A motor boat whose speed is 18 Km/h in still water takes 1 hour more to go 24 Km upstream than to return downstream to the same spot. Find the speed of the stream.

Answer 1

Hint: Use the fact that speed of upstream is the difference of speed of boat in still water and speed of stream and speed of downstream is sum of speed of boat in still water. Then use the formula,
$\text{Time=}\dfrac{\text{Distance}}{\text{Speed}}$ and found according to the question.
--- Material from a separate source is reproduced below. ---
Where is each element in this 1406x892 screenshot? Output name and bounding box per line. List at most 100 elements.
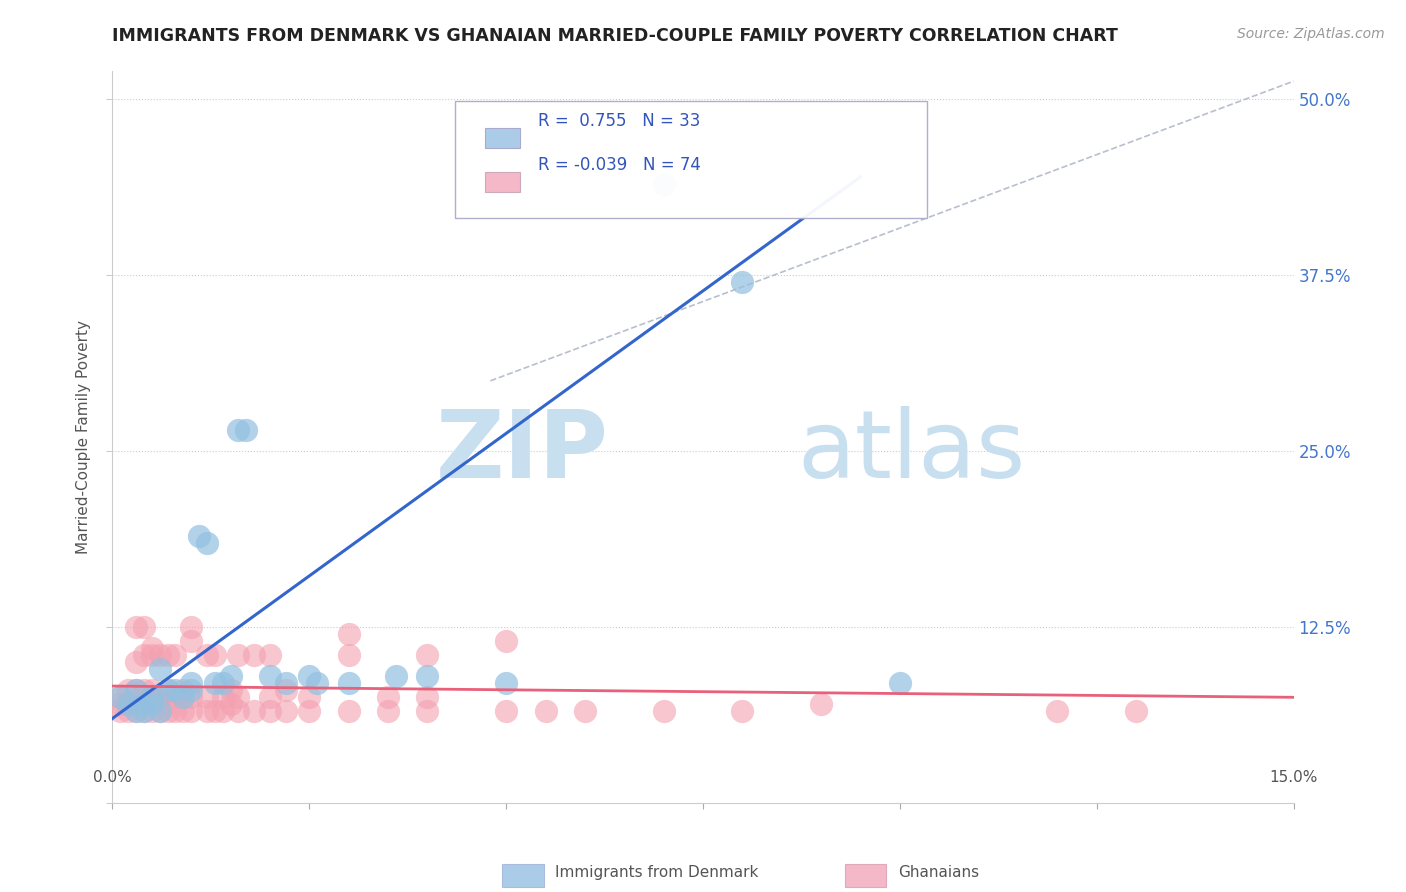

Complete step-by-step answer:
In the question we are told about a motor boat whose speed is 18 km/hr, in still water it takes 1 hour more to go 24 km than to return downstream to the same spot. Now we have to find the speed of stream
As we are given, the speed of a boat in still water is equal to 18 km/hr. Let's suppose the speed of the stream is skm/hr.
So, as we know,
Speed of upstream = Speed of boat in still water – Speed of stream
which can be written as,
Speed of upstream = 18 – s
Now for downstream,
Speed of downstream = Speed of boat in still water + Speed of steam
which can be written as,
Speed of downstream = 18 + s
Now, according to question we are told,
Time taken for upstream = Time taken to cover downstream + 1
We can present,
$\Rightarrow \text{Time taken for upstream=}\dfrac{\text{Distance of upstream}}{\text{Speed of upstream}}$
and $\text{Time taken for downstream = }\dfrac{\text{Distance of downstream}}{\text{Speed of downstream}}$
We know that,
Distance of upstream and downstream is equal to 24 km so we can write equation as,
$\dfrac{24}{18-s}=\dfrac{24}{18+s}+1$
which we can write as,
$\dfrac{24}{18-s}-\dfrac{24}{18+s}=1$
Now taking LCM we get
$\dfrac{24\left( 18+s-18+s \right)}{324-{{s}^{2}}}=1$
On cross multiplication we get,
$48s=324-{{s}^{2}}$
which we can rewrite as,
${{s}^{2}}+48s-324=0$
Now using middle term factor, we get,
${{s}^{2}}-6s+54s-324=0$
Now on factoring we get,
$(s-6)(s+54)=0$
So, s is equal to 6 and – 54 as s represents speed so it can’t be negative. Hence, s is 6.
Hence, Speed of the stream is 6 km/hr.

Note: Students should know the relation between speed of upstream and downstream in terms of speed of boat in still water and speed of stream.